Do we value development for development’s worth or are we still deeply fragmented in our efforts? The political and cultural values we hold within the province, are they still relevant or have we missed the boat and been spending more time running after shadows? We are not thinking correctly.

I wrote this article with a genuine thought in mind, and that is, that we can do things better in Penama and other northern provinces as they do on Tanna when it comes to development. We can if we will.

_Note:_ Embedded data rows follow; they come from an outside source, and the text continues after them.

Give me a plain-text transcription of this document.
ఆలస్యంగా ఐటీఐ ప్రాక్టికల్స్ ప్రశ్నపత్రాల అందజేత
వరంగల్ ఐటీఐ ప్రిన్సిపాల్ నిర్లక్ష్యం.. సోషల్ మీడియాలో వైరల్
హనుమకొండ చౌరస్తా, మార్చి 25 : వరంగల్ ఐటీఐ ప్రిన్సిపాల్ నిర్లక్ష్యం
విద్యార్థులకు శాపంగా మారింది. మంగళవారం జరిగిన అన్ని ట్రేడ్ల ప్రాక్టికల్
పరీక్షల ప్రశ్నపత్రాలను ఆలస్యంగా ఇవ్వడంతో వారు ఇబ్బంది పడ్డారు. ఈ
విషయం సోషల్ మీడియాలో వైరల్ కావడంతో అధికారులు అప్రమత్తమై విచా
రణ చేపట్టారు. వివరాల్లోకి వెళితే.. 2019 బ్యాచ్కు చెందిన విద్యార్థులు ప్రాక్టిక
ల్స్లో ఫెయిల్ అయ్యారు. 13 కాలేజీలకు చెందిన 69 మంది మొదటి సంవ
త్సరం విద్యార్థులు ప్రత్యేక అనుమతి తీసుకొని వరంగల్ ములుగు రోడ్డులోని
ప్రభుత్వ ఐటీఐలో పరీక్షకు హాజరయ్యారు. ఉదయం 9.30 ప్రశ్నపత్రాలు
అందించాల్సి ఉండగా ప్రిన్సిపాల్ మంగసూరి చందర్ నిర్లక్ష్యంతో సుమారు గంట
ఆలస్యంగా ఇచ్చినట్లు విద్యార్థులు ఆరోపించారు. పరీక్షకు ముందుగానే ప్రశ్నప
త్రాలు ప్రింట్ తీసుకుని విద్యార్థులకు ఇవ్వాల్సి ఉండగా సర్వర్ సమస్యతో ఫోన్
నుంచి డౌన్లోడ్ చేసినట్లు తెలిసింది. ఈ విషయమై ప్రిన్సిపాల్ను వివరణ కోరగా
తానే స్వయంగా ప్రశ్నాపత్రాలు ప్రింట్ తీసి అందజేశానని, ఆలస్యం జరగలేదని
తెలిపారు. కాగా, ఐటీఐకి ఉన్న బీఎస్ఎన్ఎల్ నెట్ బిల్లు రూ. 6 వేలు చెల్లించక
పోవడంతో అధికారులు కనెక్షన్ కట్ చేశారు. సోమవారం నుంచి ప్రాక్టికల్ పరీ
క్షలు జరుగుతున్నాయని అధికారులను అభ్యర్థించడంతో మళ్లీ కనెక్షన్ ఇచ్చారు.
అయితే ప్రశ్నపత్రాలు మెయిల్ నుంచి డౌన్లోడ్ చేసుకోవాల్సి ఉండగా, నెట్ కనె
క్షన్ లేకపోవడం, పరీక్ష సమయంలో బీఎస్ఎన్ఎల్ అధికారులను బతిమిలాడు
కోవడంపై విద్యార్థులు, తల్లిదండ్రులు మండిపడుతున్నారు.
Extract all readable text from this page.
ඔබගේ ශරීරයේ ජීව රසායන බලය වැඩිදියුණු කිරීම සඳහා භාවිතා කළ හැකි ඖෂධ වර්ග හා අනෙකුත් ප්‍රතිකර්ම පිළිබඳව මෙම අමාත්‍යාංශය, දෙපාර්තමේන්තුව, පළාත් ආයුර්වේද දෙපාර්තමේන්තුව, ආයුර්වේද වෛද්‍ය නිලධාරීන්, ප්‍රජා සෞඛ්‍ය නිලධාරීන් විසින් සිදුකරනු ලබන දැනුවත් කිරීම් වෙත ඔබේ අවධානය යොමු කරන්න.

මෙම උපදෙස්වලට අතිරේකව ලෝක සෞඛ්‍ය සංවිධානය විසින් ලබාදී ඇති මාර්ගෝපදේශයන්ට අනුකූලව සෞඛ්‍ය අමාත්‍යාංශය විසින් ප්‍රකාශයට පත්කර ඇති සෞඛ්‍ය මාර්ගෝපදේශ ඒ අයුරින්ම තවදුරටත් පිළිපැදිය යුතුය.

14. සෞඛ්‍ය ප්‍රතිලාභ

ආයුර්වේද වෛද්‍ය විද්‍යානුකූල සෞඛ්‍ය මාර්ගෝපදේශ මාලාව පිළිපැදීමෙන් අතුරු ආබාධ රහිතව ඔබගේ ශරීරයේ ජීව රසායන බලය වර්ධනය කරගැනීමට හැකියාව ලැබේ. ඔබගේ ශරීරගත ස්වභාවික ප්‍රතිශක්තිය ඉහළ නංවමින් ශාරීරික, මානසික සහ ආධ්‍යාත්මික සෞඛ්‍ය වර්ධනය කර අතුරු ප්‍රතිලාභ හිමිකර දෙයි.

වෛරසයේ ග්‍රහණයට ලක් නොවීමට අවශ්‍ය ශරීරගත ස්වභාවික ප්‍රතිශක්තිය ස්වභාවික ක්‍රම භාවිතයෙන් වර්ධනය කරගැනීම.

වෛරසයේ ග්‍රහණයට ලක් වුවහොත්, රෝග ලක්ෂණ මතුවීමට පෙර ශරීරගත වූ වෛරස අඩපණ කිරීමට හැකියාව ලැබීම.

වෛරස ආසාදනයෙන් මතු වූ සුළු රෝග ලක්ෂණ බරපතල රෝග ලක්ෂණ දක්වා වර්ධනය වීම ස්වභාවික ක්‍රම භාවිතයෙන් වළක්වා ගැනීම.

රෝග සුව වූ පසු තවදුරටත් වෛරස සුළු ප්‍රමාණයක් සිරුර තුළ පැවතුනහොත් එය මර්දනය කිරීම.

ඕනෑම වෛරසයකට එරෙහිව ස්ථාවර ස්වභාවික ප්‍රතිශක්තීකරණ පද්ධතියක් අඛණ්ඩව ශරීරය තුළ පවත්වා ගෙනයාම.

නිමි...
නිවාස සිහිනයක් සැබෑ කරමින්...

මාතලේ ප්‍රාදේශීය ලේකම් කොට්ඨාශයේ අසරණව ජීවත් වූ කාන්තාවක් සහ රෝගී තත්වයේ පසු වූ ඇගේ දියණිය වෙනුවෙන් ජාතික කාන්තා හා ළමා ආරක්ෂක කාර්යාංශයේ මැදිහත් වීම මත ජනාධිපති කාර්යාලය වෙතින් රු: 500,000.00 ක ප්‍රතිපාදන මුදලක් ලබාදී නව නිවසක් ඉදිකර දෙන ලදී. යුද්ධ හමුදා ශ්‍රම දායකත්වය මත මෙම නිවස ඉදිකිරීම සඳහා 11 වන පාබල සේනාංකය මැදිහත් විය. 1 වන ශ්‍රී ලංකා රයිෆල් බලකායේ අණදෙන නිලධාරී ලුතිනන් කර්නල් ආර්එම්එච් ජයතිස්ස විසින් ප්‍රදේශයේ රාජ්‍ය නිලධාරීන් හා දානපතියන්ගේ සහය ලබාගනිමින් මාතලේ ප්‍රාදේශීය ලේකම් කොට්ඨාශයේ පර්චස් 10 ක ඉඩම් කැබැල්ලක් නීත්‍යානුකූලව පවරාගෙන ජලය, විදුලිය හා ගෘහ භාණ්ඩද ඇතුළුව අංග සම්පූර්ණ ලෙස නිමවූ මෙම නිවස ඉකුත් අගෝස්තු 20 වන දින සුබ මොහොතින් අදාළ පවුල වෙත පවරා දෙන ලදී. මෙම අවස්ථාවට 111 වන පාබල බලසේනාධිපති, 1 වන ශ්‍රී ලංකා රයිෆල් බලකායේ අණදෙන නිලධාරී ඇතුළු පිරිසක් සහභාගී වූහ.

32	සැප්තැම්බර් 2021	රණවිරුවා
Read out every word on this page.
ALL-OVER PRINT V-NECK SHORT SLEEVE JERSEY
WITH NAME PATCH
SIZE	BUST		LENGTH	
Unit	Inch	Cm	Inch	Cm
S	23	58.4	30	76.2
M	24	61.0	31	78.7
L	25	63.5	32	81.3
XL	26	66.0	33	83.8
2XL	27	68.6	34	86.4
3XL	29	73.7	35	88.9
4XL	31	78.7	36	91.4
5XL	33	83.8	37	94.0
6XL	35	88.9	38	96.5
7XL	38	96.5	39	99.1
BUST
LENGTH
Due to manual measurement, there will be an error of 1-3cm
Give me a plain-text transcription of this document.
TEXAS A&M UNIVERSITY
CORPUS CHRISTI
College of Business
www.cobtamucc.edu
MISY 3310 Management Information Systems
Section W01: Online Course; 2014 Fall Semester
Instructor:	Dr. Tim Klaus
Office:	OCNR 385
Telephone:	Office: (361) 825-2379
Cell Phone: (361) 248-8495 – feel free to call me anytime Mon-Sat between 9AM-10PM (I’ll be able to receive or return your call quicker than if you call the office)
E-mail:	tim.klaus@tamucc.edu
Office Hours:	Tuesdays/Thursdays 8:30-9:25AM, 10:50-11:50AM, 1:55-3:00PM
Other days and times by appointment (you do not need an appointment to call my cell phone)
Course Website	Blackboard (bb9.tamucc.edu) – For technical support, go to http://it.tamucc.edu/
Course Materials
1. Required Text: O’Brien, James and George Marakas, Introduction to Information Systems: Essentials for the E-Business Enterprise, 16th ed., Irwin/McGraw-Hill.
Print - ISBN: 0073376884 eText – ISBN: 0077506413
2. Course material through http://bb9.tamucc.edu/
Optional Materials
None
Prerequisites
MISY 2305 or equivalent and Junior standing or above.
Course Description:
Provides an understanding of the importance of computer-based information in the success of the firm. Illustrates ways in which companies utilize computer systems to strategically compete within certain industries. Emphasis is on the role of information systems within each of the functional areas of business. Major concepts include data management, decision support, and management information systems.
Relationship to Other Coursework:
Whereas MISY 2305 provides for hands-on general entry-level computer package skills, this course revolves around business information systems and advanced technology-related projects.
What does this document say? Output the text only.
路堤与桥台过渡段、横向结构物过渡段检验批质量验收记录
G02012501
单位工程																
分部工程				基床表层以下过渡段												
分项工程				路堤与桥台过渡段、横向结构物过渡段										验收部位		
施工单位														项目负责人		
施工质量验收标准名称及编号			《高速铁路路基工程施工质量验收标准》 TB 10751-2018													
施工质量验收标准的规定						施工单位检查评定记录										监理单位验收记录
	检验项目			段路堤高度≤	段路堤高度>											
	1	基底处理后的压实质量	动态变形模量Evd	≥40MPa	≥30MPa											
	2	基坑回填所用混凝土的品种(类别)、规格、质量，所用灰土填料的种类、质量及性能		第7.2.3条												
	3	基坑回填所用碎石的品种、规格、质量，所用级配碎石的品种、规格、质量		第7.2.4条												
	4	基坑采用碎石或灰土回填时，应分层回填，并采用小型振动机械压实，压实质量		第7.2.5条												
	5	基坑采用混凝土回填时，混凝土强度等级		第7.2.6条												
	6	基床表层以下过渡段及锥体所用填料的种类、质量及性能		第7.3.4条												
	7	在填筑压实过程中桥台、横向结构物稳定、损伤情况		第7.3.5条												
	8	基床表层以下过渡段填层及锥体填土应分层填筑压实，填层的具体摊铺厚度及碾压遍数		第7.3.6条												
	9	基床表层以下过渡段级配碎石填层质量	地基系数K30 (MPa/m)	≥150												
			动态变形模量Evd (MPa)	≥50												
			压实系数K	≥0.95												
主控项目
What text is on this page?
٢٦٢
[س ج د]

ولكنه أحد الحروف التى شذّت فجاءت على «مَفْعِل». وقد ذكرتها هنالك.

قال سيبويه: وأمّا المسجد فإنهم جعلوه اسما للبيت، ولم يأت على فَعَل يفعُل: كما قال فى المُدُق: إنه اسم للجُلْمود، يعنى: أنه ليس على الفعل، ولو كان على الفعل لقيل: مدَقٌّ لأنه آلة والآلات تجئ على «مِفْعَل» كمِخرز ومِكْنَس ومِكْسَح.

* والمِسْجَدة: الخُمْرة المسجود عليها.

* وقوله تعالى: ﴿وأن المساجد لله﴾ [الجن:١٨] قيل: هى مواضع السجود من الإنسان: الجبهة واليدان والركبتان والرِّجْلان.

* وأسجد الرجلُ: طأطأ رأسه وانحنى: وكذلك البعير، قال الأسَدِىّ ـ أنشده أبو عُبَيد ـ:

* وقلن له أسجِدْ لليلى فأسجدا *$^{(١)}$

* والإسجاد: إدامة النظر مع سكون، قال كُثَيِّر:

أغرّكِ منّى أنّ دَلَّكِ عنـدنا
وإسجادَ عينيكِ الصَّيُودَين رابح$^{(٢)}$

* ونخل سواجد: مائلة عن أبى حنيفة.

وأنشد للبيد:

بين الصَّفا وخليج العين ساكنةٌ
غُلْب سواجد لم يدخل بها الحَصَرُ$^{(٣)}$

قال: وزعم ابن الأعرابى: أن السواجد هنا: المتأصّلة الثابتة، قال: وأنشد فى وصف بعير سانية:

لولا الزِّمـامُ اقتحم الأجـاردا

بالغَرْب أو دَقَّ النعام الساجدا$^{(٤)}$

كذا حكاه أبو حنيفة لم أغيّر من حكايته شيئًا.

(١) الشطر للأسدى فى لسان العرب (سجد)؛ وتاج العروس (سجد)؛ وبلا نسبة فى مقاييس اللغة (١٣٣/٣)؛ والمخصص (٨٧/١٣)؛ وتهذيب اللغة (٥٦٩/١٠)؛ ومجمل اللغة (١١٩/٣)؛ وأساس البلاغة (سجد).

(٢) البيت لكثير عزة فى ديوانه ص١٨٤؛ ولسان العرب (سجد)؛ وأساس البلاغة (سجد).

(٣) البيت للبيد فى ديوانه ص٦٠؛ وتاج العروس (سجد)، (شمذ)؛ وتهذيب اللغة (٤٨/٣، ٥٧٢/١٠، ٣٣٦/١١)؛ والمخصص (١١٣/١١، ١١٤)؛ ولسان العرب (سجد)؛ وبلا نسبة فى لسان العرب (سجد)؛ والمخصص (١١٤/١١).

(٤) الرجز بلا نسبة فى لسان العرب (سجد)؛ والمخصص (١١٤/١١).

Prior to borders being closed due to the global pandemic, a lot of officials used to travel to other countries in Asia (Singapore, Malaysia, etc) as part of our so-called ‘South-South Cooperation’ to learn from them on how they have progressed in their development efforts out there with the hope of bringing back valuable lessons to advance our own respective institutions and our country.

Why can’t we do the same here in Vanuatu under some sort of a North-South Cooperation set up for our northern chiefs and other provincial leaders to learn from Tanna how they deal with issues relating to development? No doubt the Malvatumauri Council of Chiefs may be too glad to help facilitate that kind of a process, and undoubtedly Chief Lop and his people may be quite happy to accommodate.

If we are truly already 40, this kind of an approach to development should help to bolster and strengthen our development pathways. Remember, international development support will be phased out over the next few years under our DC status.

The time for us to get our acts together is now.